The rise in farm incomes: 2010 and the next decade
Farmers and speakers from DG Agri have repeatedly complained about the double squeeze of farm incomes: falling farm gate prices combined with rising costs for inputs, such as energy and fertilizer. The disastrous year of 2009 had wiped out all the gains of the last 15 years, they said. But the upswing of 2010 has been generous with farmers, and future price increases promise further improvements in farm incomes.
This is what DG Agri says in its communication ‘The CAP towards 2020’ from November 2010 (which uses the word ‘income’ 20 times!): ‘the future CAP will operate in the aftermath of an economic crisis that has seriously affected agriculture and rural areas by linking them directly to wider macroeconomic developments affecting its cost of production. After a decade of mere income stagnation, agricultural income dropped substantially in 2009 adding to an already fragile situation of an agricultural income significantly lower (by an estimated 40% per working unit) than that in the rest of the economy, and income per inhabitant in rural areas is considerably lower (by about 50%) than in urban areas.’
This is Eurostat’s December 2010 estimates of this year’s farm incomes:
- EU27 real agricultural income per worker up by 12.3%
- This increase results from a rise in real agricultural income (+9.9%), together with a fall in agricultural labour input (-2.2%).
- Between 2005 and 2010, EU27 real agricultural income per worker is estimated to have increased by 10.0%.
- Real agricultural income per worker in 2010 is estimated to have risen in 21 Member States and to have fallen in six.

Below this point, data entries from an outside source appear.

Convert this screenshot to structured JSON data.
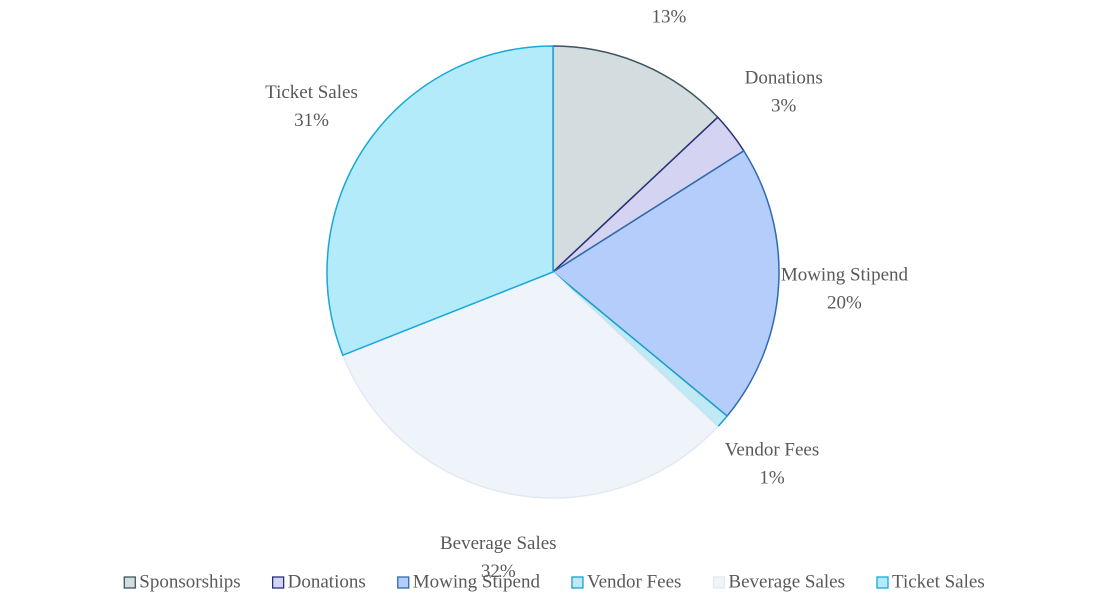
{
  "chart_data": {
    "type": "pie",
    "categories": [
      "Sponsorships",
      "Donations",
      "Mowing Stipend",
      "Vendor Fees",
      "Beverage Sales",
      "Ticket Sales"
    ],
    "values": [
      13,
      3,
      20,
      1,
      32,
      31
    ],
    "value_labels": [
      "13%",
      "3%",
      "20%",
      "1%",
      "32%",
      "31%"
    ],
    "colors": [
      "#d3dcdf",
      "#d4d4f2",
      "#b4cdfa",
      "#bfe9f5",
      "#eff4fa",
      "#b3ebfb"
    ],
    "edge_colors": [
      "#3b5560",
      "#2a2f7a",
      "#2e6bb0",
      "#1aa0c8",
      "#e2e9f1",
      "#18a8d8"
    ],
    "legend": "bottom"
  }
}
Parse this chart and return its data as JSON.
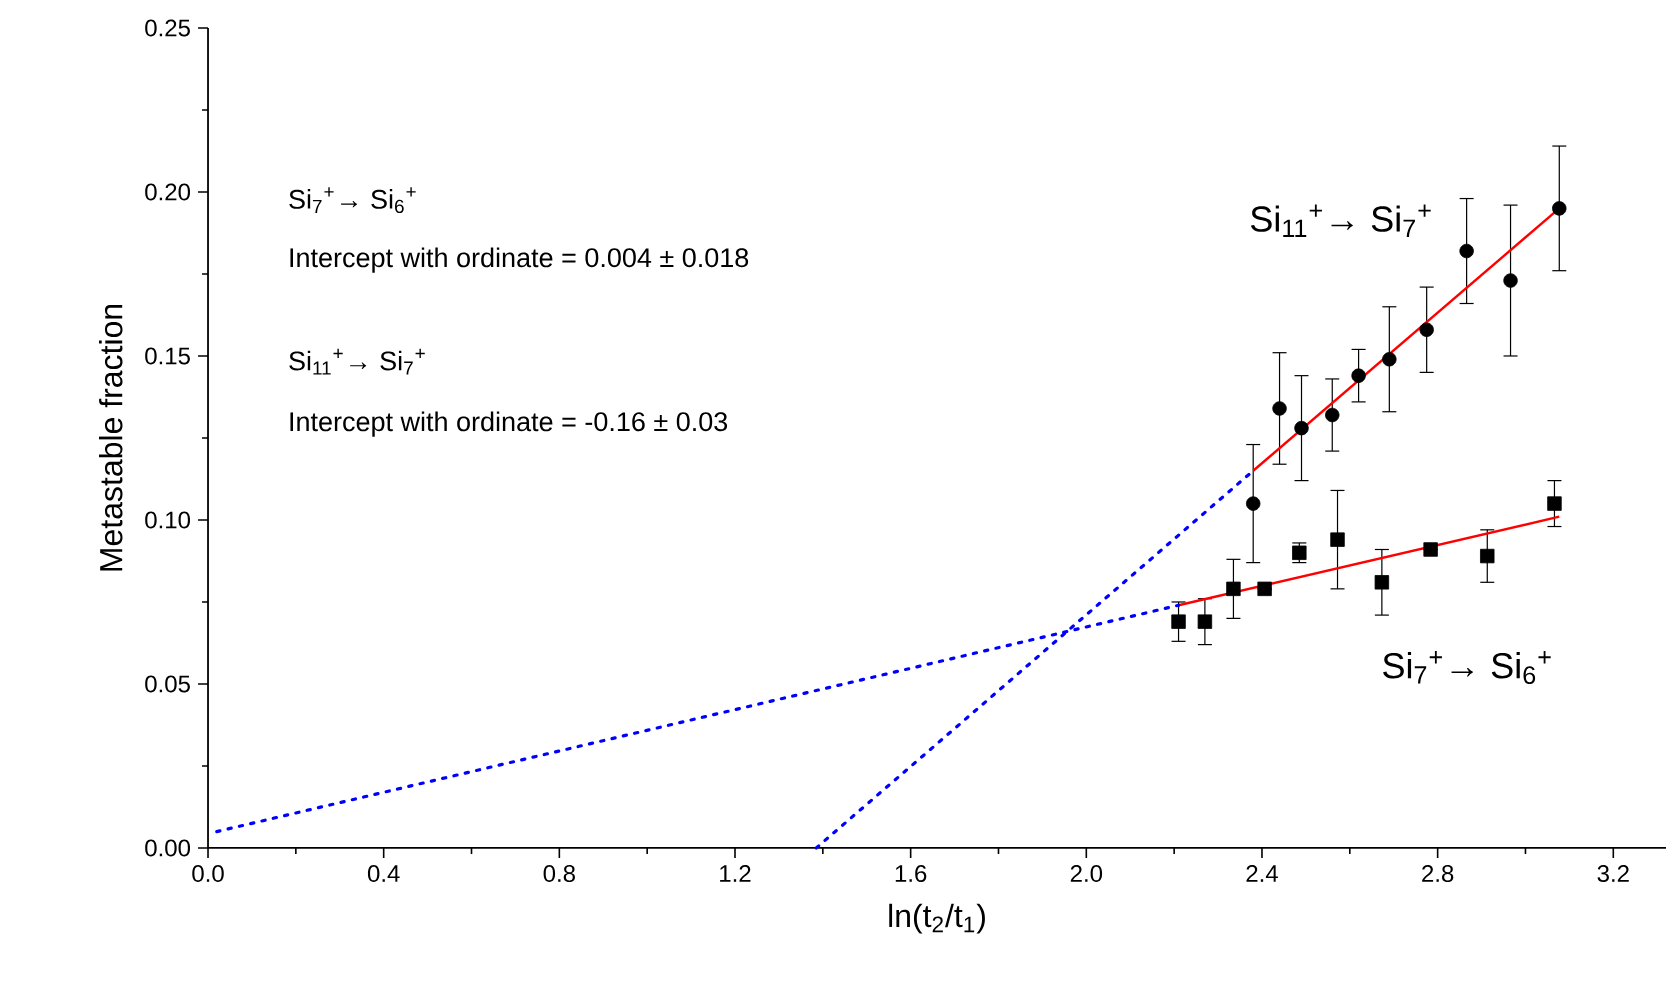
{
  "chart_data": {
    "type": "scatter",
    "xlabel": "ln(t$_{2}$/t$_{1}$)",
    "ylabel": "Metastable fraction",
    "xlim": [
      0,
      3.32
    ],
    "ylim": [
      0,
      0.25
    ],
    "xticks": [
      {
        "value": 0,
        "label": "0.0"
      },
      {
        "value": 0.4,
        "label": "0.4"
      },
      {
        "value": 0.8,
        "label": "0.8"
      },
      {
        "value": 1.2,
        "label": "1.2"
      },
      {
        "value": 1.6,
        "label": "1.6"
      },
      {
        "value": 2.0,
        "label": "2.0"
      },
      {
        "value": 2.4,
        "label": "2.4"
      },
      {
        "value": 2.8,
        "label": "2.8"
      },
      {
        "value": 3.2,
        "label": "3.2"
      }
    ],
    "yticks": [
      {
        "value": 0,
        "label": "0.00"
      },
      {
        "value": 0.05,
        "label": "0.05"
      },
      {
        "value": 0.1,
        "label": "0.10"
      },
      {
        "value": 0.15,
        "label": "0.15"
      },
      {
        "value": 0.2,
        "label": "0.20"
      },
      {
        "value": 0.25,
        "label": "0.25"
      }
    ],
    "grid": false,
    "annotations": [
      "Si$_{7}$$^{+}$→ Si$_{6}$$^{+}$",
      "Intercept with ordinate = 0.004 ± 0.018",
      "Si$_{11}$$^{+}$→ Si$_{7}$$^{+}$",
      "Intercept with ordinate = -0.16 ± 0.03"
    ],
    "series": [
      {
        "name": "Si$_{11}$$^{+}$→ Si$_{7}$$^{+}$",
        "marker": "circle",
        "color": "#000000",
        "x": [
          2.38,
          2.44,
          2.49,
          2.56,
          2.62,
          2.69,
          2.775,
          2.866,
          2.966,
          3.077
        ],
        "values": [
          0.105,
          0.134,
          0.128,
          0.132,
          0.144,
          0.149,
          0.158,
          0.182,
          0.173,
          0.195
        ],
        "errors": [
          0.018,
          0.017,
          0.016,
          0.011,
          0.008,
          0.016,
          0.013,
          0.016,
          0.023,
          0.019
        ]
      },
      {
        "name": "Si$_{7}$$^{+}$→ Si$_{6}$$^{+}$",
        "marker": "square",
        "color": "#000000",
        "x": [
          2.21,
          2.27,
          2.335,
          2.406,
          2.485,
          2.572,
          2.673,
          2.784,
          2.913,
          3.066
        ],
        "values": [
          0.069,
          0.069,
          0.079,
          0.079,
          0.09,
          0.094,
          0.081,
          0.091,
          0.089,
          0.105
        ],
        "errors": [
          0.006,
          0.007,
          0.009,
          null,
          0.003,
          0.015,
          0.01,
          null,
          0.008,
          0.007
        ]
      },
      {
        "type": "line",
        "line_style": "solid",
        "color": "#ff0000",
        "x": [
          2.38,
          3.077
        ],
        "values": [
          0.115,
          0.195
        ]
      },
      {
        "type": "line",
        "line_style": "dotted",
        "color": "#0000ff",
        "x": [
          1.385,
          2.38
        ],
        "values": [
          0,
          0.115
        ]
      },
      {
        "type": "line",
        "line_style": "solid",
        "color": "#ff0000",
        "x": [
          2.21,
          3.077
        ],
        "values": [
          0.074,
          0.101
        ]
      },
      {
        "type": "line",
        "line_style": "dotted",
        "color": "#0000ff",
        "x": [
          0.02,
          2.21
        ],
        "values": [
          0.005,
          0.074
        ]
      }
    ]
  }
}
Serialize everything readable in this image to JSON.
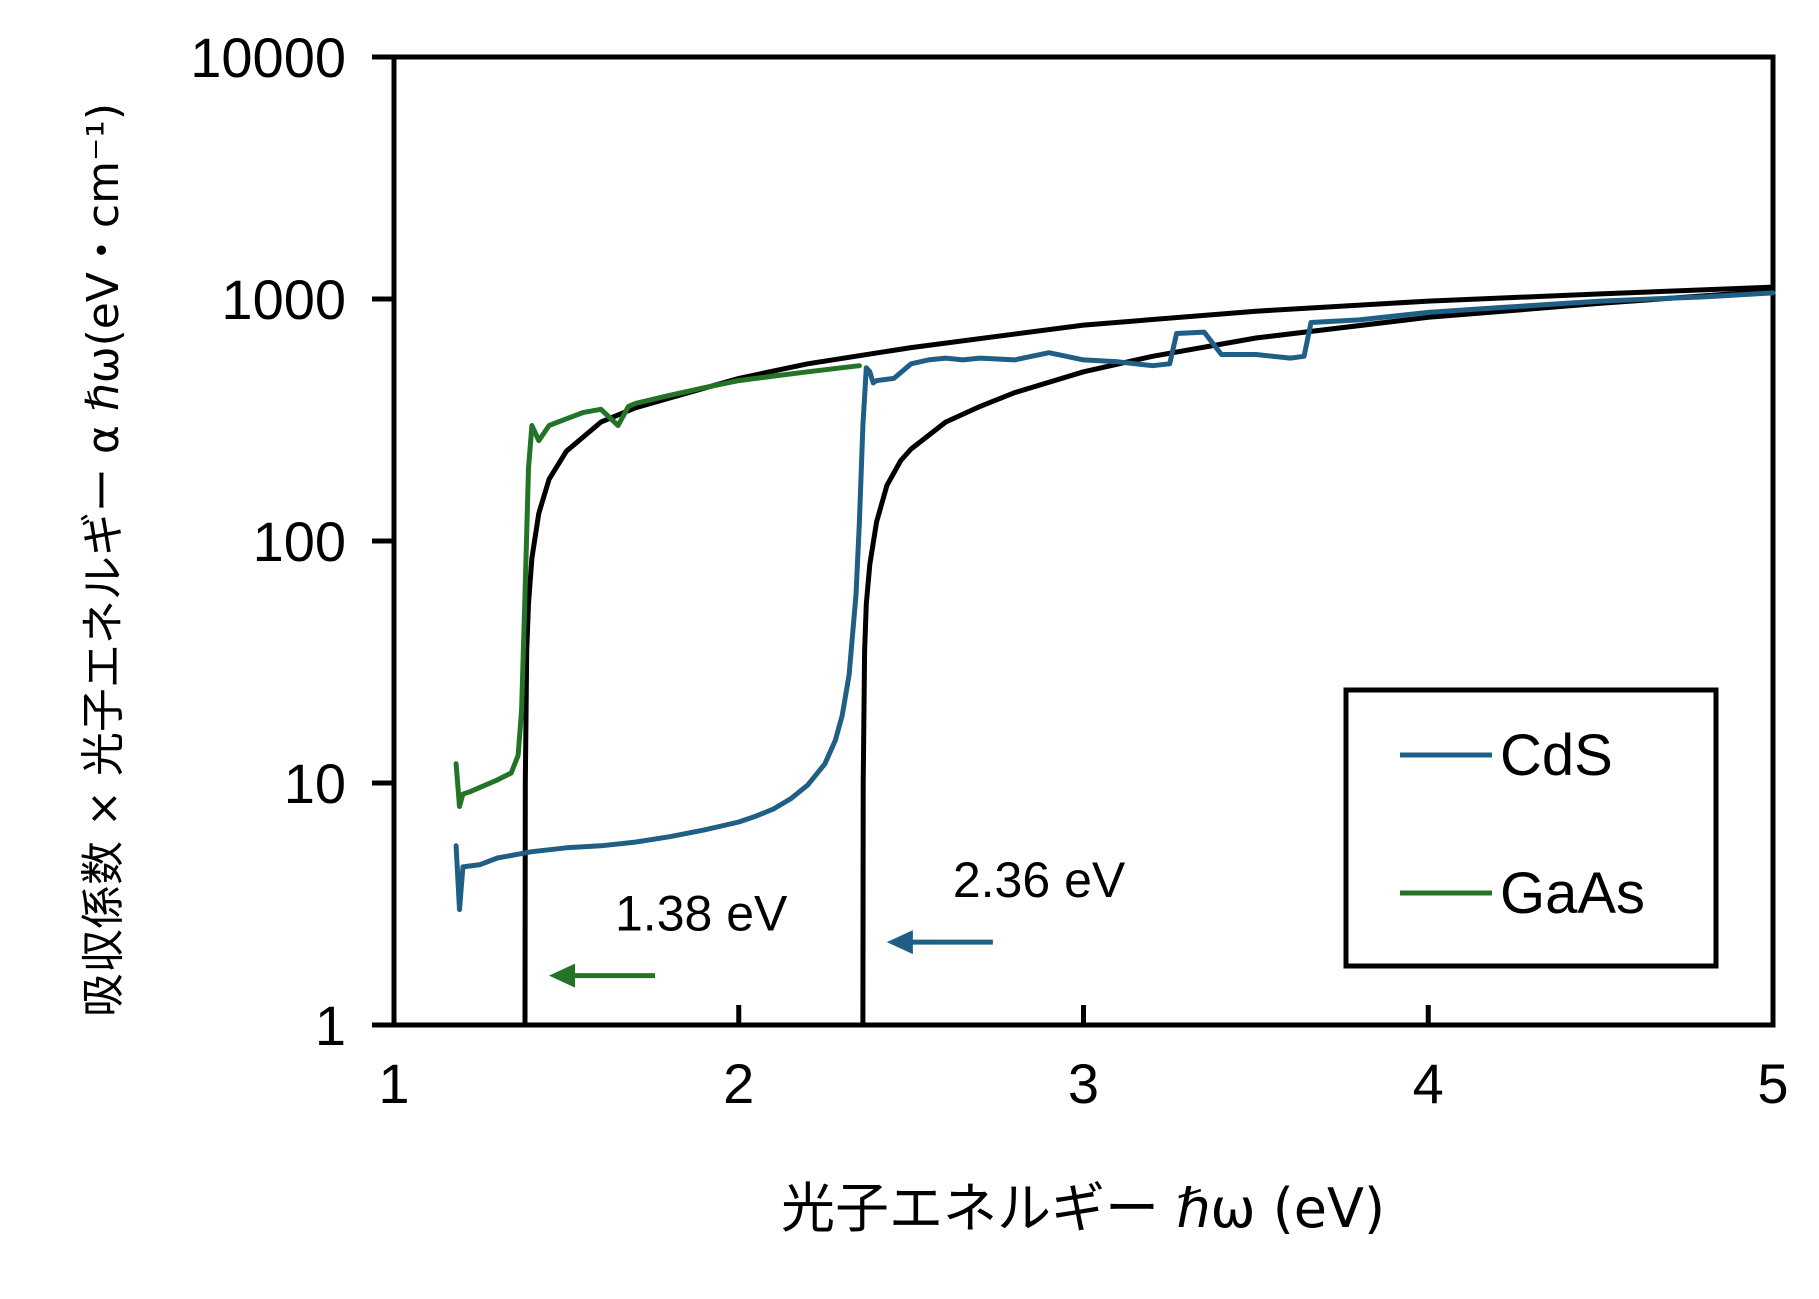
{
  "chart_data": {
    "type": "line",
    "xlabel": "光子エネルギー ℏω (eV)",
    "ylabel": "吸収係数 × 光子エネルギー α ℏω(eV・cm⁻¹)",
    "xlim": [
      1,
      5
    ],
    "ylim": [
      1,
      10000
    ],
    "yscale": "log",
    "x_ticks": [
      "1",
      "2",
      "3",
      "4",
      "5"
    ],
    "y_ticks": [
      "1",
      "10",
      "100",
      "1000",
      "10000"
    ],
    "grid": false,
    "legend_position": "bottom-right",
    "colors": {
      "CdS": "#1f5f86",
      "GaAs": "#237427",
      "fit": "#000000"
    },
    "series": [
      {
        "name": "CdS",
        "x": [
          1.18,
          1.19,
          1.2,
          1.25,
          1.3,
          1.4,
          1.5,
          1.6,
          1.7,
          1.8,
          1.9,
          2.0,
          2.05,
          2.1,
          2.15,
          2.2,
          2.25,
          2.28,
          2.3,
          2.32,
          2.34,
          2.35,
          2.36,
          2.37,
          2.38,
          2.39,
          2.4,
          2.45,
          2.5,
          2.55,
          2.6,
          2.65,
          2.7,
          2.8,
          2.9,
          3.0,
          3.1,
          3.2,
          3.25,
          3.27,
          3.35,
          3.4,
          3.5,
          3.6,
          3.64,
          3.66,
          3.8,
          4.0,
          4.2,
          4.5,
          4.8,
          5.0
        ],
        "y": [
          5.5,
          3.0,
          4.5,
          4.6,
          4.9,
          5.2,
          5.4,
          5.5,
          5.7,
          6.0,
          6.4,
          6.9,
          7.3,
          7.8,
          8.6,
          9.8,
          12,
          15,
          19,
          28,
          60,
          120,
          300,
          520,
          500,
          450,
          460,
          470,
          540,
          560,
          570,
          560,
          570,
          560,
          600,
          560,
          550,
          530,
          540,
          720,
          730,
          590,
          590,
          570,
          580,
          800,
          820,
          880,
          920,
          980,
          1020,
          1060
        ]
      },
      {
        "name": "GaAs",
        "x": [
          1.18,
          1.19,
          1.2,
          1.22,
          1.25,
          1.3,
          1.34,
          1.36,
          1.37,
          1.38,
          1.39,
          1.4,
          1.42,
          1.45,
          1.5,
          1.55,
          1.6,
          1.65,
          1.68,
          1.7,
          1.8,
          1.9,
          2.0,
          2.1,
          2.2,
          2.3,
          2.35
        ],
        "y": [
          12,
          8,
          9,
          9.2,
          9.6,
          10.3,
          11,
          13,
          20,
          60,
          200,
          300,
          260,
          300,
          320,
          340,
          350,
          300,
          360,
          370,
          400,
          430,
          460,
          480,
          500,
          520,
          530
        ]
      },
      {
        "name": "",
        "x": [
          1.38,
          1.381,
          1.385,
          1.39,
          1.4,
          1.42,
          1.45,
          1.5,
          1.6,
          1.7,
          1.8,
          2.0,
          2.2,
          2.5,
          3.0,
          3.5,
          4.0,
          4.5,
          5.0
        ],
        "y": [
          1,
          10,
          35,
          55,
          85,
          130,
          180,
          235,
          310,
          355,
          390,
          470,
          540,
          630,
          780,
          890,
          980,
          1050,
          1120
        ]
      },
      {
        "name": "",
        "x": [
          2.36,
          2.361,
          2.365,
          2.37,
          2.38,
          2.4,
          2.43,
          2.47,
          2.5,
          2.6,
          2.7,
          2.8,
          3.0,
          3.2,
          3.5,
          4.0,
          4.5,
          5.0
        ],
        "y": [
          1,
          10,
          35,
          55,
          80,
          120,
          170,
          215,
          240,
          310,
          360,
          410,
          500,
          580,
          690,
          840,
          960,
          1080
        ]
      }
    ],
    "annotations": [
      {
        "text": "1.38 eV",
        "x": 1.38,
        "color": "#237427",
        "arrow_y": 1.6
      },
      {
        "text": "2.36 eV",
        "x": 2.36,
        "color": "#1f5f86",
        "arrow_y": 2.2
      }
    ]
  }
}
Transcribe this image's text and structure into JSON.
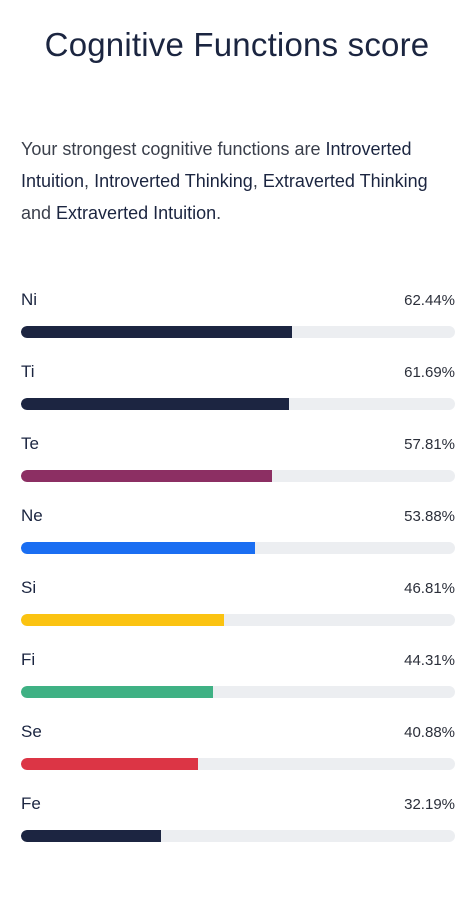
{
  "title": "Cognitive Functions score",
  "summary": {
    "intro": "Your strongest cognitive functions are ",
    "f1": "Introverted Intuition",
    "sep1": ", ",
    "f2": "Introverted Thinking",
    "sep2": ",",
    "f3": "Extraverted Thinking",
    "and": " and ",
    "f4": "Extraverted Intuition",
    "end": "."
  },
  "functions": [
    {
      "label": "Ni",
      "value_text": "62.44%",
      "value": 62.44,
      "color": "#1c2541"
    },
    {
      "label": "Ti",
      "value_text": "61.69%",
      "value": 61.69,
      "color": "#1c2541"
    },
    {
      "label": "Te",
      "value_text": "57.81%",
      "value": 57.81,
      "color": "#8c2f63"
    },
    {
      "label": "Ne",
      "value_text": "53.88%",
      "value": 53.88,
      "color": "#1a6ef2"
    },
    {
      "label": "Si",
      "value_text": "46.81%",
      "value": 46.81,
      "color": "#fbc311"
    },
    {
      "label": "Fi",
      "value_text": "44.31%",
      "value": 44.31,
      "color": "#3fb184"
    },
    {
      "label": "Se",
      "value_text": "40.88%",
      "value": 40.88,
      "color": "#dc3545"
    },
    {
      "label": "Fe",
      "value_text": "32.19%",
      "value": 32.19,
      "color": "#1c2541"
    }
  ]
}
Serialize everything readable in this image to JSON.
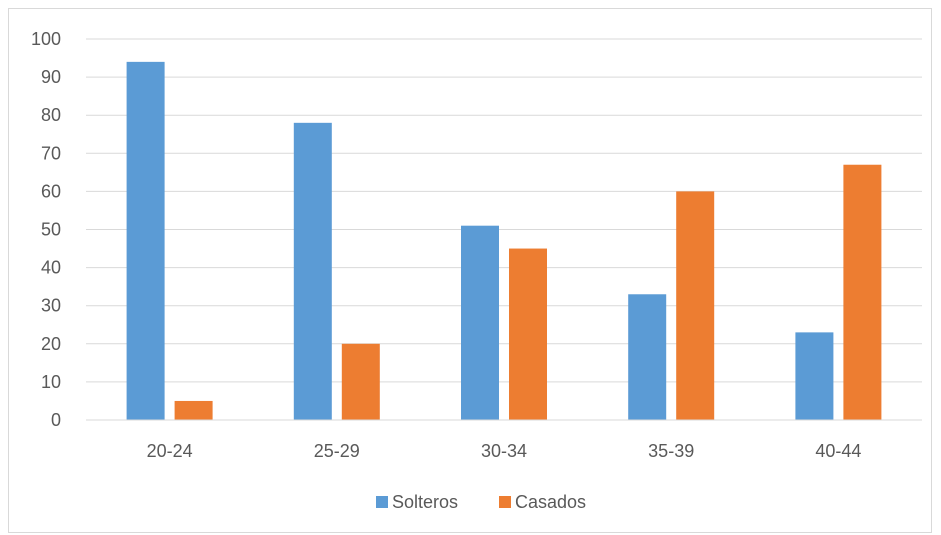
{
  "chart_data": {
    "type": "bar",
    "categories": [
      "20-24",
      "25-29",
      "30-34",
      "35-39",
      "40-44"
    ],
    "series": [
      {
        "name": "Solteros",
        "values": [
          94,
          78,
          51,
          33,
          23
        ],
        "color": "#5b9bd5"
      },
      {
        "name": "Casados",
        "values": [
          5,
          20,
          45,
          60,
          67
        ],
        "color": "#ed7d31"
      }
    ],
    "title": "",
    "xlabel": "",
    "ylabel": "",
    "ylim": [
      0,
      100
    ],
    "yticks": [
      0,
      10,
      20,
      30,
      40,
      50,
      60,
      70,
      80,
      90,
      100
    ],
    "grid": true,
    "legend_position": "bottom"
  }
}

Also, agricultural prices are widely expected to rise in the next decade (see e.g. European Commission (2009): Prospects for Agricultural Markets and Income in the European Union 2008-2015. FAPRI (2010): U.S. and World Agricultural Outlook. OECD and FAO (2010): Agricultural Outlook 2010-2019.) This bodes well for agricultural wages, too.
Anyway, what’s the point of emphasizing that agricultural income is lower than average wages? Hairdressers earn far below average, too. And so do construction workers, lorry drivers, assembly-line workers, poets (I guess) and, well, all those who earn below-average wages (that is, far more than half the population, given that the few who earn extremely high salaries bias the mean upwards).
A similar thing can be said about income volatility. Let’s take a city like Berlin that is full of freelancers that often work in the ‘creative industries’. The volatility of their income tends to be extreme, its predictability terribly low and the level just high enough to survive in a cheap city such as Berlin. It’s not just farmers who have to cope with an uncertain economic environment.